The work we do to help one another, especially in these times, is not doomed to failure, because God is involved. There may be times when we can’t see where God fits in the picture, but Heschel understood that not everything is about the question, where? God is not bound to a particular mountain, tree, or church building. God’s spirit isn’t dependent on whether we are succeeding or failing, on life or death, or whether life throws curve balls. The Sabbath teaches us that God simply is.

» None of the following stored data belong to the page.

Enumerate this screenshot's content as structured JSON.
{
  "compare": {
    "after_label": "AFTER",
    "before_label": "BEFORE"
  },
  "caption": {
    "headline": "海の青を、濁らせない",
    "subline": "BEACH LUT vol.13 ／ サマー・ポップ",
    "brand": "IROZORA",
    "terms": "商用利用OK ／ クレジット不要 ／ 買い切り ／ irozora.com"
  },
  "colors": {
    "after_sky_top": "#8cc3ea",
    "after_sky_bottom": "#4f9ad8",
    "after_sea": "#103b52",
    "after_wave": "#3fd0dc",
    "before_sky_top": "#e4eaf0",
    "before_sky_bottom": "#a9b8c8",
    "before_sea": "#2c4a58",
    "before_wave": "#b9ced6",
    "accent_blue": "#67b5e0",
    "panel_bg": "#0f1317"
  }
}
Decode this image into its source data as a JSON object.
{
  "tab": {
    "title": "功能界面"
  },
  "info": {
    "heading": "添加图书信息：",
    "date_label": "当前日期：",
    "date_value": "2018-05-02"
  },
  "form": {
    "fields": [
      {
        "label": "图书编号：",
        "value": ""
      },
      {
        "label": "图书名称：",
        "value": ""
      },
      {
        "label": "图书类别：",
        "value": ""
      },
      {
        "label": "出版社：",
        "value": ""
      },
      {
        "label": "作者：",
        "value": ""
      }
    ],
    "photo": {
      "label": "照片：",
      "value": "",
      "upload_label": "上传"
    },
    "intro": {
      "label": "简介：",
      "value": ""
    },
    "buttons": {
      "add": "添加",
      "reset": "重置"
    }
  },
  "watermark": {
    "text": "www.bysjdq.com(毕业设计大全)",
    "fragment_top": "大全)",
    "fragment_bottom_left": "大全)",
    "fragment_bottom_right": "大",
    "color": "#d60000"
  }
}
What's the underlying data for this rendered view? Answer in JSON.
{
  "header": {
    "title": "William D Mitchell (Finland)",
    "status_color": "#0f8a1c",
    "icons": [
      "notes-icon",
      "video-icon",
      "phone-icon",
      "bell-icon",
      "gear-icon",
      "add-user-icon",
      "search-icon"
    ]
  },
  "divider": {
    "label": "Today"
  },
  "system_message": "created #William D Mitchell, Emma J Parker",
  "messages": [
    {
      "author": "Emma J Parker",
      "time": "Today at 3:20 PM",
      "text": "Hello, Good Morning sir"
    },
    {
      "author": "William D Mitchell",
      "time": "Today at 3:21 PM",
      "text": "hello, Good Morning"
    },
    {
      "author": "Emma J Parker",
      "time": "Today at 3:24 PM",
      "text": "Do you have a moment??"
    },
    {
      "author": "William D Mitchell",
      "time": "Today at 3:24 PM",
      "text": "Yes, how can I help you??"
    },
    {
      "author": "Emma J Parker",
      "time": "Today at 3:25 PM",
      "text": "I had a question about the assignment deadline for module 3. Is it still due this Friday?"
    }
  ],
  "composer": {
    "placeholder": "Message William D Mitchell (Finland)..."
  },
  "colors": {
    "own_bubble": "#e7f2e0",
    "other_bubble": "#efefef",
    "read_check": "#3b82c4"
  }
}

To Heschel, “Judaism teaches us to be attached to holiness in time.” I believe Christians can participate in this wisdom as well. The Sabbath is a day of rest in order to break away from the realm of mankind. It is important to honor the Sabbath because we are spiritual. This world is a space to work and serve one another for six days a week, but on the seventh day, we remember to rest, to let God be in control. We make time to reflect that when God is in control, it may not mean that we live in certainty, but it is the reality that His spirit is ever present in our lives. During this time of shutdowns, it is my hope that more people, especially the overwhelmed, the busy, the tired, will begin to recognize the importance of Sabbath, that we cannot live by bread alone, and learn to rest in the spirit of God.